Isolated flooding at BHP's Western Australia Iron Ore (WAIO) site and along sections of the rail line leading into Port Hedland has limited train transportation and other operations at the port, the miner said on Tuesday April 2.
“BHP port and rail operations in Port Hedland, Western Australia, are ramping up after being suspended due to Tropical Cyclone Veronica,” the company said, although operations are “not expected to return to full capacity until later this month."
The miner said it has been in contact with customers and intends to meet contractual commitments.
The WAIO site produced 66 million tonnes of iron ore on a full-capacity basis in the fourth quarter of 2018.
BHP is not the only miner to face supply disruptions.
Australian miner Rio Tinto flagged a potential output loss of 14 million tonnes
on Monday April 1 due to disruptions caused by Cyclone Veronica.
And Brazilian miner Vale anticipates that up to 92.8 million tonnes of its production will be affected by various mining suspensions that followed a deadly breach at one of its tailings dams in January. Vale has said it is expecting to ship 307 million-332 million tonnes of iron ore this year, down 50 million-75 million tonnes from its earlier target
Iron ore futures on China’s Dalian Commodity Exchange surged during morning trading on Tuesday April 2 due to the supply disruptions.
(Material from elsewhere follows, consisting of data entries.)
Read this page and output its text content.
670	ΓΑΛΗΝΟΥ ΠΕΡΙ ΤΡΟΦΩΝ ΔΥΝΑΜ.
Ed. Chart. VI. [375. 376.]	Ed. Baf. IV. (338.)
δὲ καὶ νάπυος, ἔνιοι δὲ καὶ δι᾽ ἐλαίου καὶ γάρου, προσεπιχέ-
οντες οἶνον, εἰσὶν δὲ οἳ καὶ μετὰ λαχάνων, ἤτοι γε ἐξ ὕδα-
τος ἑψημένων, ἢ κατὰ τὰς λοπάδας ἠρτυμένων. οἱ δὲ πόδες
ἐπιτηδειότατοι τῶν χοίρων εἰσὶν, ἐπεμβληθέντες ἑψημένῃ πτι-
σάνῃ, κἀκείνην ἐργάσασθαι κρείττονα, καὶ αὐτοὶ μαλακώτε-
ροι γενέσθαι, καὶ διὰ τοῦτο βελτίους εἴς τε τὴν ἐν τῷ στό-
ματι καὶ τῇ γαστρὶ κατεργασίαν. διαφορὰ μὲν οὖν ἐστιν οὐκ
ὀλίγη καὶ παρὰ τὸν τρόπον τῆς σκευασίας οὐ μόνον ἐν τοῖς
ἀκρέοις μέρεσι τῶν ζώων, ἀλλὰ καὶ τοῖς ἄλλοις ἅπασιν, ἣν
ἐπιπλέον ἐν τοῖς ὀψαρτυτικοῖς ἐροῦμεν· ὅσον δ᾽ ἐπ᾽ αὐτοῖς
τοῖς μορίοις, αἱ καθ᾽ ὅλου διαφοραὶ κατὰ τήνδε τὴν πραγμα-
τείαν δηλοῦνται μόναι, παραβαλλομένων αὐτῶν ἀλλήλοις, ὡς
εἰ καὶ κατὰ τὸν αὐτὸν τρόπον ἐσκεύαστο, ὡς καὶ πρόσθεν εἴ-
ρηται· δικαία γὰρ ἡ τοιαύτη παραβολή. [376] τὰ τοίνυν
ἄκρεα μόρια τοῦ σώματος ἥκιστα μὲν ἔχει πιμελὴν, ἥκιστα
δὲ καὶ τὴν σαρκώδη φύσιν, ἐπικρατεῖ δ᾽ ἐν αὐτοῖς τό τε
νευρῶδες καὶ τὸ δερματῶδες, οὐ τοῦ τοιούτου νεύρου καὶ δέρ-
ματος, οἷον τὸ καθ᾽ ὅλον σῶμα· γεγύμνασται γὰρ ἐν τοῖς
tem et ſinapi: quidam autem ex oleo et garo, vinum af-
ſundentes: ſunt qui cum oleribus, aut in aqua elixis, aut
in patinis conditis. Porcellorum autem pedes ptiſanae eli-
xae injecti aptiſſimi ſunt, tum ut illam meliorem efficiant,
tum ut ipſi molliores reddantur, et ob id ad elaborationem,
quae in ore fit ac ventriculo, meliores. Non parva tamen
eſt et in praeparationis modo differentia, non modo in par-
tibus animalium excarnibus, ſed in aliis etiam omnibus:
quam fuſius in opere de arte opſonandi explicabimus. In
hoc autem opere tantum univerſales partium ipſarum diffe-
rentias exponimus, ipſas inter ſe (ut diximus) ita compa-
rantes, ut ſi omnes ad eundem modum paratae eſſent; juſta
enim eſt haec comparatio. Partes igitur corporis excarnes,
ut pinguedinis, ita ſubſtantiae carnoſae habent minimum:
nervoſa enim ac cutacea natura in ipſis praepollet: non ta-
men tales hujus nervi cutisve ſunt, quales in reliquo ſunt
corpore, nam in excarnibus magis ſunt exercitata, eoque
The most-traded May iron ore contract ended the morning trading session at 656.50 yuan per tonne, up 1.16% from its opening price of 649 yuan per tonne.
Seaborne iron ore prices were also up on Monday, with the Fastmarkets MB 62% Fe Iron Ore Index
gaining $1.88 per tonne to $88.69 per tonne cfr China.
The Fastmarkets MB 65% Fe Iron Ore Index
stood at $101 per tonne on Monday, up $1.70 per tonne from the previous day, while the Fastmarkets MB 58% Fe Iron Ore Premium Index
increased by $1.72 per tonne to $79.86 per tonne cfr China.